Due to rapid detrimental impacts of thermal shock loading on the response of the operational units like the fuselage of the spacecrafts, current survey analyzes the coupled poro-thermo-elastic performance of the sandwich rectangular plates for the first time. Importance of finding analytical solution as well as defining the kinematics of the structure based on the exact theories in presenting reliable results encouraged the authors of this article to use Navier approach to gain the solution of the governing differential relations of the sandwich plate developed within the context of the exact three-dimensional elasticity theory. This is supposed that the upward surface of the sandwich plate is located in the exposure of thermal shock, while the downward one is fully insulated.
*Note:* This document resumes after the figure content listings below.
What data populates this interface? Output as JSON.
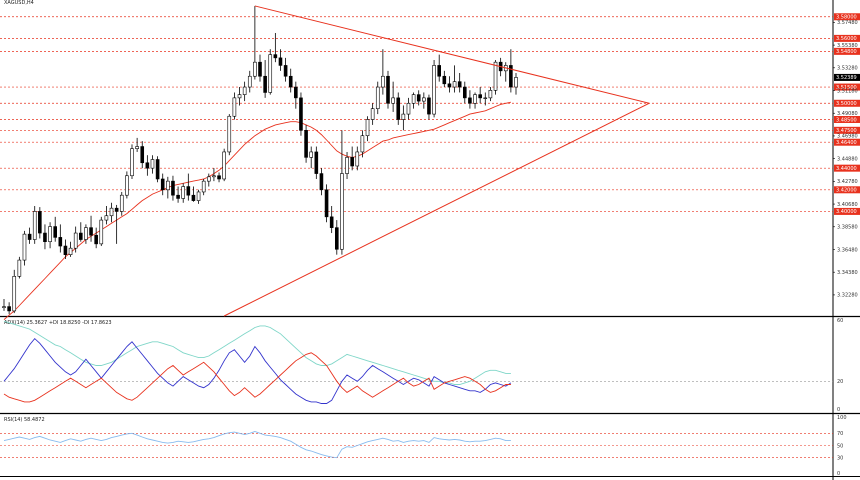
{
  "colors": {
    "background": "#ffffff",
    "axis": "#000000",
    "candle_up": "#ffffff",
    "candle_down": "#000000",
    "candle_outline": "#000000",
    "level_line": "#e8321e",
    "trend_line": "#e8321e",
    "moving_average": "#e8321e",
    "adx": "#7fd6c8",
    "plus_di": "#3333cc",
    "minus_di": "#e8321e",
    "rsi": "#88bbee",
    "badge_red": "#e8321e",
    "badge_black": "#000000"
  },
  "header": {
    "symbol": "XAGUSD,H4"
  },
  "chart_data": [
    {
      "id": "price",
      "type": "candlestick",
      "ylim": [
        3.3033,
        3.5955
      ],
      "price_axis_ticks": [
        "3.59580",
        "3.57480",
        "3.55380",
        "3.53280",
        "3.51180",
        "3.49080",
        "3.46980",
        "3.44880",
        "3.42780",
        "3.40680",
        "3.38580",
        "3.36480",
        "3.34380",
        "3.32280",
        "3.30330"
      ],
      "current_price": {
        "label": "3.52389",
        "value": 3.5239
      },
      "levels": [
        {
          "label": "3.60000",
          "value": 3.6
        },
        {
          "label": "3.58000",
          "value": 3.58
        },
        {
          "label": "3.56000",
          "value": 3.56
        },
        {
          "label": "3.54800",
          "value": 3.548
        },
        {
          "label": "3.51500",
          "value": 3.515
        },
        {
          "label": "3.50000",
          "value": 3.5
        },
        {
          "label": "3.48500",
          "value": 3.485
        },
        {
          "label": "3.47500",
          "value": 3.475
        },
        {
          "label": "3.46400",
          "value": 3.464
        },
        {
          "label": "3.44000",
          "value": 3.44
        },
        {
          "label": "3.42000",
          "value": 3.42
        },
        {
          "label": "3.40000",
          "value": 3.4
        }
      ],
      "candles": [
        [
          3.311,
          3.319,
          3.308,
          3.312
        ],
        [
          3.312,
          3.316,
          3.305,
          3.308
        ],
        [
          3.308,
          3.346,
          3.306,
          3.34
        ],
        [
          3.34,
          3.358,
          3.338,
          3.355
        ],
        [
          3.355,
          3.382,
          3.35,
          3.379
        ],
        [
          3.379,
          3.385,
          3.37,
          3.374
        ],
        [
          3.374,
          3.405,
          3.37,
          3.4
        ],
        [
          3.4,
          3.404,
          3.375,
          3.38
        ],
        [
          3.38,
          3.388,
          3.365,
          3.372
        ],
        [
          3.372,
          3.39,
          3.366,
          3.386
        ],
        [
          3.386,
          3.395,
          3.372,
          3.376
        ],
        [
          3.376,
          3.388,
          3.362,
          3.368
        ],
        [
          3.368,
          3.374,
          3.356,
          3.36
        ],
        [
          3.36,
          3.372,
          3.358,
          3.366
        ],
        [
          3.366,
          3.386,
          3.362,
          3.38
        ],
        [
          3.38,
          3.39,
          3.372,
          3.374
        ],
        [
          3.374,
          3.388,
          3.37,
          3.385
        ],
        [
          3.385,
          3.396,
          3.372,
          3.378
        ],
        [
          3.378,
          3.385,
          3.366,
          3.37
        ],
        [
          3.37,
          3.395,
          3.368,
          3.392
        ],
        [
          3.392,
          3.405,
          3.388,
          3.396
        ],
        [
          3.396,
          3.408,
          3.39,
          3.403
        ],
        [
          3.403,
          3.406,
          3.37,
          3.4
        ],
        [
          3.4,
          3.418,
          3.396,
          3.415
        ],
        [
          3.415,
          3.437,
          3.412,
          3.433
        ],
        [
          3.433,
          3.462,
          3.43,
          3.458
        ],
        [
          3.458,
          3.468,
          3.455,
          3.46
        ],
        [
          3.46,
          3.465,
          3.44,
          3.445
        ],
        [
          3.445,
          3.452,
          3.433,
          3.44
        ],
        [
          3.44,
          3.452,
          3.435,
          3.448
        ],
        [
          3.448,
          3.451,
          3.427,
          3.43
        ],
        [
          3.43,
          3.435,
          3.415,
          3.42
        ],
        [
          3.42,
          3.432,
          3.412,
          3.428
        ],
        [
          3.428,
          3.433,
          3.41,
          3.415
        ],
        [
          3.415,
          3.423,
          3.408,
          3.412
        ],
        [
          3.412,
          3.426,
          3.408,
          3.423
        ],
        [
          3.423,
          3.435,
          3.41,
          3.415
        ],
        [
          3.415,
          3.423,
          3.409,
          3.41
        ],
        [
          3.41,
          3.42,
          3.407,
          3.418
        ],
        [
          3.418,
          3.43,
          3.415,
          3.428
        ],
        [
          3.428,
          3.435,
          3.423,
          3.432
        ],
        [
          3.432,
          3.44,
          3.428,
          3.433
        ],
        [
          3.433,
          3.436,
          3.427,
          3.43
        ],
        [
          3.43,
          3.458,
          3.428,
          3.455
        ],
        [
          3.455,
          3.49,
          3.452,
          3.488
        ],
        [
          3.488,
          3.51,
          3.485,
          3.505
        ],
        [
          3.505,
          3.515,
          3.498,
          3.508
        ],
        [
          3.508,
          3.52,
          3.502,
          3.515
        ],
        [
          3.515,
          3.53,
          3.51,
          3.525
        ],
        [
          3.525,
          3.59,
          3.522,
          3.538
        ],
        [
          3.538,
          3.545,
          3.52,
          3.525
        ],
        [
          3.525,
          3.54,
          3.505,
          3.51
        ],
        [
          3.51,
          3.55,
          3.508,
          3.545
        ],
        [
          3.545,
          3.565,
          3.538,
          3.542
        ],
        [
          3.542,
          3.55,
          3.53,
          3.535
        ],
        [
          3.535,
          3.542,
          3.52,
          3.525
        ],
        [
          3.525,
          3.532,
          3.51,
          3.515
        ],
        [
          3.515,
          3.52,
          3.495,
          3.505
        ],
        [
          3.505,
          3.51,
          3.47,
          3.475
        ],
        [
          3.475,
          3.48,
          3.445,
          3.45
        ],
        [
          3.45,
          3.46,
          3.44,
          3.455
        ],
        [
          3.455,
          3.46,
          3.43,
          3.435
        ],
        [
          3.435,
          3.44,
          3.415,
          3.42
        ],
        [
          3.42,
          3.425,
          3.39,
          3.395
        ],
        [
          3.395,
          3.405,
          3.38,
          3.385
        ],
        [
          3.385,
          3.392,
          3.36,
          3.365
        ],
        [
          3.365,
          3.475,
          3.36,
          3.435
        ],
        [
          3.435,
          3.455,
          3.43,
          3.45
        ],
        [
          3.45,
          3.46,
          3.438,
          3.442
        ],
        [
          3.442,
          3.46,
          3.438,
          3.455
        ],
        [
          3.455,
          3.475,
          3.45,
          3.47
        ],
        [
          3.47,
          3.488,
          3.465,
          3.485
        ],
        [
          3.485,
          3.5,
          3.48,
          3.495
        ],
        [
          3.495,
          3.52,
          3.49,
          3.515
        ],
        [
          3.515,
          3.55,
          3.508,
          3.525
        ],
        [
          3.525,
          3.53,
          3.495,
          3.5
        ],
        [
          3.5,
          3.52,
          3.492,
          3.505
        ],
        [
          3.505,
          3.51,
          3.48,
          3.485
        ],
        [
          3.485,
          3.498,
          3.475,
          3.49
        ],
        [
          3.49,
          3.505,
          3.485,
          3.5
        ],
        [
          3.5,
          3.51,
          3.495,
          3.508
        ],
        [
          3.508,
          3.512,
          3.498,
          3.502
        ],
        [
          3.502,
          3.51,
          3.495,
          3.505
        ],
        [
          3.505,
          3.508,
          3.485,
          3.49
        ],
        [
          3.49,
          3.54,
          3.487,
          3.535
        ],
        [
          3.535,
          3.545,
          3.52,
          3.525
        ],
        [
          3.525,
          3.53,
          3.515,
          3.518
        ],
        [
          3.518,
          3.525,
          3.51,
          3.515
        ],
        [
          3.515,
          3.535,
          3.51,
          3.52
        ],
        [
          3.52,
          3.528,
          3.51,
          3.515
        ],
        [
          3.515,
          3.52,
          3.5,
          3.505
        ],
        [
          3.505,
          3.512,
          3.495,
          3.5
        ],
        [
          3.5,
          3.51,
          3.495,
          3.508
        ],
        [
          3.508,
          3.515,
          3.5,
          3.505
        ],
        [
          3.505,
          3.51,
          3.498,
          3.505
        ],
        [
          3.505,
          3.515,
          3.502,
          3.512
        ],
        [
          3.512,
          3.54,
          3.508,
          3.538
        ],
        [
          3.538,
          3.542,
          3.525,
          3.53
        ],
        [
          3.53,
          3.538,
          3.52,
          3.535
        ],
        [
          3.535,
          3.55,
          3.51,
          3.515
        ],
        [
          3.515,
          3.528,
          3.508,
          3.5239
        ]
      ],
      "ma": [
        3.3,
        3.304,
        3.308,
        3.313,
        3.318,
        3.323,
        3.328,
        3.333,
        3.338,
        3.343,
        3.348,
        3.353,
        3.358,
        3.362,
        3.366,
        3.37,
        3.374,
        3.377,
        3.38,
        3.383,
        3.386,
        3.389,
        3.392,
        3.395,
        3.398,
        3.402,
        3.406,
        3.41,
        3.413,
        3.416,
        3.418,
        3.42,
        3.422,
        3.424,
        3.425,
        3.426,
        3.427,
        3.428,
        3.429,
        3.43,
        3.432,
        3.435,
        3.438,
        3.442,
        3.447,
        3.452,
        3.457,
        3.462,
        3.466,
        3.47,
        3.473,
        3.476,
        3.478,
        3.48,
        3.481,
        3.482,
        3.483,
        3.483,
        3.482,
        3.48,
        3.478,
        3.475,
        3.471,
        3.466,
        3.461,
        3.456,
        3.453,
        3.451,
        3.45,
        3.451,
        3.453,
        3.456,
        3.459,
        3.462,
        3.465,
        3.466,
        3.468,
        3.469,
        3.47,
        3.471,
        3.472,
        3.473,
        3.474,
        3.475,
        3.476,
        3.478,
        3.48,
        3.482,
        3.484,
        3.486,
        3.488,
        3.49,
        3.491,
        3.492,
        3.493,
        3.495,
        3.497,
        3.499,
        3.5,
        3.501
      ],
      "trendlines": [
        {
          "from": {
            "bar": 49,
            "value": 3.59
          },
          "to": {
            "bar": 126,
            "value": 3.5
          }
        },
        {
          "from": {
            "bar": 43,
            "value": 3.3033
          },
          "to": {
            "bar": 126,
            "value": 3.5
          }
        }
      ]
    },
    {
      "id": "adx",
      "type": "line",
      "label": "ADX(14) 25.3627 +DI 18.8250 -DI 17.8623",
      "ylim": [
        0,
        60
      ],
      "y_ticks": [
        "60",
        "20",
        "0"
      ],
      "level": 20,
      "series": [
        {
          "name": "ADX",
          "values": [
            58,
            57,
            56,
            55,
            54,
            53,
            51,
            49,
            47,
            45,
            43,
            42,
            40,
            38,
            36,
            34,
            32,
            31,
            30,
            30,
            31,
            32,
            34,
            36,
            38,
            40,
            42,
            43,
            44,
            45,
            45,
            44,
            43,
            42,
            40,
            38,
            37,
            36,
            35,
            35,
            36,
            38,
            40,
            42,
            44,
            46,
            48,
            50,
            52,
            54,
            55,
            55,
            54,
            52,
            50,
            47,
            44,
            41,
            38,
            35,
            33,
            31,
            30,
            30,
            31,
            33,
            35,
            37,
            36,
            35,
            34,
            33,
            32,
            31,
            30,
            29,
            28,
            27,
            26,
            25,
            24,
            23,
            22,
            21,
            20,
            20,
            19,
            19,
            18,
            18,
            19,
            20,
            22,
            24,
            26,
            27,
            27,
            26,
            25,
            25
          ]
        },
        {
          "name": "+DI",
          "values": [
            20,
            24,
            28,
            33,
            38,
            43,
            47,
            44,
            40,
            36,
            32,
            29,
            26,
            24,
            26,
            30,
            34,
            30,
            26,
            22,
            26,
            30,
            34,
            38,
            42,
            45,
            41,
            37,
            33,
            29,
            25,
            22,
            19,
            17,
            20,
            23,
            21,
            19,
            17,
            16,
            18,
            22,
            27,
            33,
            38,
            40,
            36,
            32,
            36,
            42,
            38,
            33,
            29,
            25,
            21,
            18,
            15,
            12,
            10,
            8,
            7,
            7,
            6,
            6,
            8,
            14,
            20,
            24,
            22,
            20,
            23,
            27,
            30,
            28,
            26,
            24,
            22,
            20,
            18,
            20,
            22,
            21,
            19,
            17,
            23,
            21,
            19,
            18,
            17,
            16,
            15,
            14,
            14,
            13,
            15,
            18,
            19,
            18,
            17,
            19
          ]
        },
        {
          "name": "-DI",
          "values": [
            12,
            10,
            9,
            8,
            7,
            7,
            8,
            10,
            12,
            14,
            16,
            18,
            20,
            22,
            20,
            18,
            16,
            18,
            20,
            22,
            19,
            16,
            13,
            11,
            9,
            8,
            10,
            13,
            16,
            19,
            22,
            25,
            28,
            30,
            27,
            24,
            26,
            28,
            30,
            32,
            29,
            26,
            22,
            18,
            14,
            11,
            13,
            16,
            13,
            10,
            12,
            15,
            18,
            21,
            24,
            27,
            30,
            33,
            35,
            37,
            38,
            36,
            33,
            30,
            25,
            20,
            16,
            13,
            15,
            17,
            14,
            12,
            10,
            12,
            14,
            16,
            18,
            20,
            22,
            19,
            17,
            18,
            20,
            22,
            15,
            17,
            19,
            20,
            21,
            22,
            23,
            22,
            20,
            18,
            15,
            13,
            14,
            16,
            18,
            18
          ]
        }
      ]
    },
    {
      "id": "rsi",
      "type": "line",
      "label": "RSI(14) 58.4872",
      "ylim": [
        0,
        100
      ],
      "y_ticks": [
        "100",
        "70",
        "50",
        "30",
        "0"
      ],
      "levels": [
        70,
        50,
        30
      ],
      "series": [
        {
          "name": "RSI",
          "values": [
            58,
            60,
            62,
            64,
            62,
            60,
            63,
            65,
            62,
            59,
            57,
            55,
            58,
            61,
            59,
            57,
            60,
            62,
            60,
            58,
            60,
            63,
            65,
            67,
            69,
            70,
            67,
            64,
            61,
            59,
            57,
            55,
            54,
            55,
            57,
            56,
            55,
            56,
            58,
            60,
            61,
            63,
            66,
            69,
            71,
            72,
            70,
            68,
            70,
            73,
            70,
            67,
            66,
            65,
            63,
            60,
            57,
            52,
            47,
            43,
            41,
            38,
            35,
            33,
            31,
            30,
            44,
            48,
            47,
            50,
            53,
            56,
            58,
            60,
            62,
            60,
            57,
            58,
            55,
            57,
            58,
            57,
            58,
            55,
            63,
            61,
            60,
            59,
            60,
            59,
            57,
            56,
            57,
            57,
            58,
            60,
            62,
            61,
            58,
            58
          ]
        }
      ]
    }
  ]
}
To determine the time history of the stress and deflection components as well as temperature gradient, Dubner and Abate method is employed to gain the inversion of the Laplace transform. Main novelties of the present study can be found in practical ways presented as the protectional solutions against damaging effects of thermal shock by using nanocomposite materials in the texture of the structure in addition to sandwich form of the plate used instead of single layer one. Also, the influence of the poro-elastic properties of the constituent materials on the transient response of the plate is considered for the first time. As a worth noting result, the present transient coupled poro-thermo-elasticity study shows the superiority of the uniform scattering of CNT to functionally graded ones across the thickness orientation in reducing the stresses generated due to exerting the thermal shock.